Scott Stanley and Galena Rhoades’ review of the state of the field of relationship education and of the latest advances in research into relationship formation is a must-read for relationship educators.
Headed by Stanley and colleague Howard Markman, the research group at the University of Denver has long been at the forefront of relationship research and its application into marriage and relationship programmes and wider family policy. Their relationship education programme PREP has undoubtedly been studied more than any other, is probably the most widely used programme in the US, and has now been developed into several different variants for use in prison, in the military, amongst unmarried new parents and amongst singles.

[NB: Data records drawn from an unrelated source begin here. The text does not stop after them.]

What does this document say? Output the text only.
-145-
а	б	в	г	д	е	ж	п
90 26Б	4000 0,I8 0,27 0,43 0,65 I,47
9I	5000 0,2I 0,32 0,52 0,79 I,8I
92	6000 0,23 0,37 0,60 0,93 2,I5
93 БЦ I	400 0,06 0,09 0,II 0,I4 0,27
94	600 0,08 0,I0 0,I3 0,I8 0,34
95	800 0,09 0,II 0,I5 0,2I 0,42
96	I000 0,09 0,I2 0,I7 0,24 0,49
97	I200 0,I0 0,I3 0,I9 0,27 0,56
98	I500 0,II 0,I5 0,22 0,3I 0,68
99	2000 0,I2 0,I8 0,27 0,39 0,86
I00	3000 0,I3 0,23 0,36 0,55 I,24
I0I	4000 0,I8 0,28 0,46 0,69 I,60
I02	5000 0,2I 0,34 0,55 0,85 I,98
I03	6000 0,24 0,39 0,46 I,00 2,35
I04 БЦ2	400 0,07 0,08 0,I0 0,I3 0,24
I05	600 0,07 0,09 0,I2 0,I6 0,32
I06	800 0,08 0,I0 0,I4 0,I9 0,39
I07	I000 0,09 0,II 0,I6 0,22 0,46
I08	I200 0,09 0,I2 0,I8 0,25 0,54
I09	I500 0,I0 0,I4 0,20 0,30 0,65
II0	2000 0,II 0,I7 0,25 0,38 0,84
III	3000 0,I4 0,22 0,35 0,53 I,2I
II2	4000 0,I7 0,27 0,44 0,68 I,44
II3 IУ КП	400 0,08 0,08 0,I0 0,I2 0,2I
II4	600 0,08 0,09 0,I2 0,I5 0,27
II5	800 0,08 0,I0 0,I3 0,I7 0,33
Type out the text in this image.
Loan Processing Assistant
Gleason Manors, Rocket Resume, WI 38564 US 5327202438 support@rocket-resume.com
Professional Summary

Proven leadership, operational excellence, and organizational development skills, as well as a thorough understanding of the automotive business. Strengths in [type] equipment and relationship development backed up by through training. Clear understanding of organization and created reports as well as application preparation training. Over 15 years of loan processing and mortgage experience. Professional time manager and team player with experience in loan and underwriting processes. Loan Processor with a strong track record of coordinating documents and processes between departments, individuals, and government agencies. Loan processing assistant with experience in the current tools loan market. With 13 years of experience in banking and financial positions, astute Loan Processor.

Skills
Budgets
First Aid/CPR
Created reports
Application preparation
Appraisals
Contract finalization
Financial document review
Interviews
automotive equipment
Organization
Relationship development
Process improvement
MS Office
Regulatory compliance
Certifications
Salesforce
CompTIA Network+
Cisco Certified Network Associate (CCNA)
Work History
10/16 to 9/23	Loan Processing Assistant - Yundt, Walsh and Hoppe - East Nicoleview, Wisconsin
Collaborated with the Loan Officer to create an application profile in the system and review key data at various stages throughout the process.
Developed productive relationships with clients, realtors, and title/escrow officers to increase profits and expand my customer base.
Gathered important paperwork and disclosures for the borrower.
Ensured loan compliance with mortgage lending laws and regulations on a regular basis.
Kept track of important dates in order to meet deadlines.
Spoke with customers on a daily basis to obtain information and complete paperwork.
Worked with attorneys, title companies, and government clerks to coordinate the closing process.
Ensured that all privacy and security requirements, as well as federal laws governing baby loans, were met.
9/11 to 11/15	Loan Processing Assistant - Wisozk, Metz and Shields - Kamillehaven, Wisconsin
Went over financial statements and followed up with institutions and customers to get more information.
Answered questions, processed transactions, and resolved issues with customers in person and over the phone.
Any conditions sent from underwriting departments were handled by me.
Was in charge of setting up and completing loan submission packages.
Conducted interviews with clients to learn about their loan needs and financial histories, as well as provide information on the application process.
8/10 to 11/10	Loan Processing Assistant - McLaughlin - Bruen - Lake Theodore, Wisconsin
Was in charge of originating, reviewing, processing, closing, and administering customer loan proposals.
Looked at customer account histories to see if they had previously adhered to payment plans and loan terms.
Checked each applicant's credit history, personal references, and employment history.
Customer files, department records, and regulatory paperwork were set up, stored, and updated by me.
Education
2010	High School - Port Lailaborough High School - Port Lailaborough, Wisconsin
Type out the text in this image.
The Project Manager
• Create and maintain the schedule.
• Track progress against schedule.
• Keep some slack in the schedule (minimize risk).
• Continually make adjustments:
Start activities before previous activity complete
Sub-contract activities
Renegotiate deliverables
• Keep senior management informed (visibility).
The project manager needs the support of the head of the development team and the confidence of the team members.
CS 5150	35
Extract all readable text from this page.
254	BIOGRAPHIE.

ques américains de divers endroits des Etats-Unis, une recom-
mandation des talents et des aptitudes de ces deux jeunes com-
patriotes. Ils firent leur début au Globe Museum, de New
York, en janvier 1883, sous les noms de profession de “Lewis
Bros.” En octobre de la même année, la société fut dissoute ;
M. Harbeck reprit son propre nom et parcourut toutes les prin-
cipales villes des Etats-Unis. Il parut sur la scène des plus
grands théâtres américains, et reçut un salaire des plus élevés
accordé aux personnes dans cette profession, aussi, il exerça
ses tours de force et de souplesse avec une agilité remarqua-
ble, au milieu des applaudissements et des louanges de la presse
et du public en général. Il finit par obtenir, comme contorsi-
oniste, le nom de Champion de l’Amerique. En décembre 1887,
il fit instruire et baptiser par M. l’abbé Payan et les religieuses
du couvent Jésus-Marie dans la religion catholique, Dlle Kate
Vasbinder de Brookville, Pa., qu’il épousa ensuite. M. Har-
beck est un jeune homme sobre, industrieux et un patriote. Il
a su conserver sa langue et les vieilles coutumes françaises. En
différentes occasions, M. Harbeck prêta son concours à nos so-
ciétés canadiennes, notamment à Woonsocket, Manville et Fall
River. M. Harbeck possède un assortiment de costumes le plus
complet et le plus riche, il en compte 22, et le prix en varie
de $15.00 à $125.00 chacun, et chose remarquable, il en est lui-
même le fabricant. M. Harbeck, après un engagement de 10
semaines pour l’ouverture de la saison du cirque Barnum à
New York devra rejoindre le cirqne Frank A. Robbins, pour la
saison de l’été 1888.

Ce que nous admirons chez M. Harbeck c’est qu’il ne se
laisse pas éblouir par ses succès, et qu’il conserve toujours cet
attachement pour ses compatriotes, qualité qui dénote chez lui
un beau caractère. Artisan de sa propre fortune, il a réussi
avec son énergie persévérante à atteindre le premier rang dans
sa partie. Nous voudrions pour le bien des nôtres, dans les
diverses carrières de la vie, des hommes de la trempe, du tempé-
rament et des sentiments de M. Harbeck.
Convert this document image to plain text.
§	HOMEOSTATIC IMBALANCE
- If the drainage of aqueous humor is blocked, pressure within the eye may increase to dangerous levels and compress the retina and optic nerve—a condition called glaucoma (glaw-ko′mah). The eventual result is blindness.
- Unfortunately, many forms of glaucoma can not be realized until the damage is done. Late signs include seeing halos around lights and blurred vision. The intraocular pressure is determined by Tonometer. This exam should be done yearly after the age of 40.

As a response to family fragmentation, relationship education has shown considerable promise. The most robust findings from the best studies show that couples can improve relationship quality and reduce conflict over a sustained period following a relationship course.
Although programmes and research have tended to focus on white middle-class engaged couples, recent years have seen expansions of relationship education across a broad range of access points and socio-economic groups.
Expanded delivery and the emergence of several new large-scale trials offer new opportunities to increase understanding of relationship dynamics and strategies for preventive education. However, Stanley & Rhoades also argue that the greatest potential for early intervention may lie in improved understanding of, and education about, risk and transition in relationship formation. Much of this derives from their development of a theory of commitment, a topic given surprisingly little attention in relationship research considering its perceived importance to the average couple.
Commitment theory, as framed here, involves two main factors: “dedication”, the internal force that causes couples to think of themselves more as “us” than “you” and “me”; and “constraints”, the external forces that view individuals as a couple and thereby raise the costs of leaving the relationship. This compelling model encompasses the ideas of “inertia” and “sliding/ deciding” as partial explanations for why non-marital cohabitation and pre-engagement cohabitation raise the risk of subsequent separation. Inertia makes it harder for cohabiting couples to leave a relationship that might otherwise have dissolved had they not cohabited. Couples who slide into marriage – through cohabitation before engagement – thus tend to be less dedicated and stable than couples who decide to commit – through engagement before cohabitation.
These theories hold considerable promise as a basis for future early intervention programmes aimed at individuals before they form couple relationships. Rhoades & Stanley outline some of the possibilities in a later chapter. However all relationship educators will benefit greatly from the full description in this chapter of the development of commitment theory and its associated ideas of inertia and sliding/deciding, as pertains to the risks associated with various pathways of how romantic relationships now form.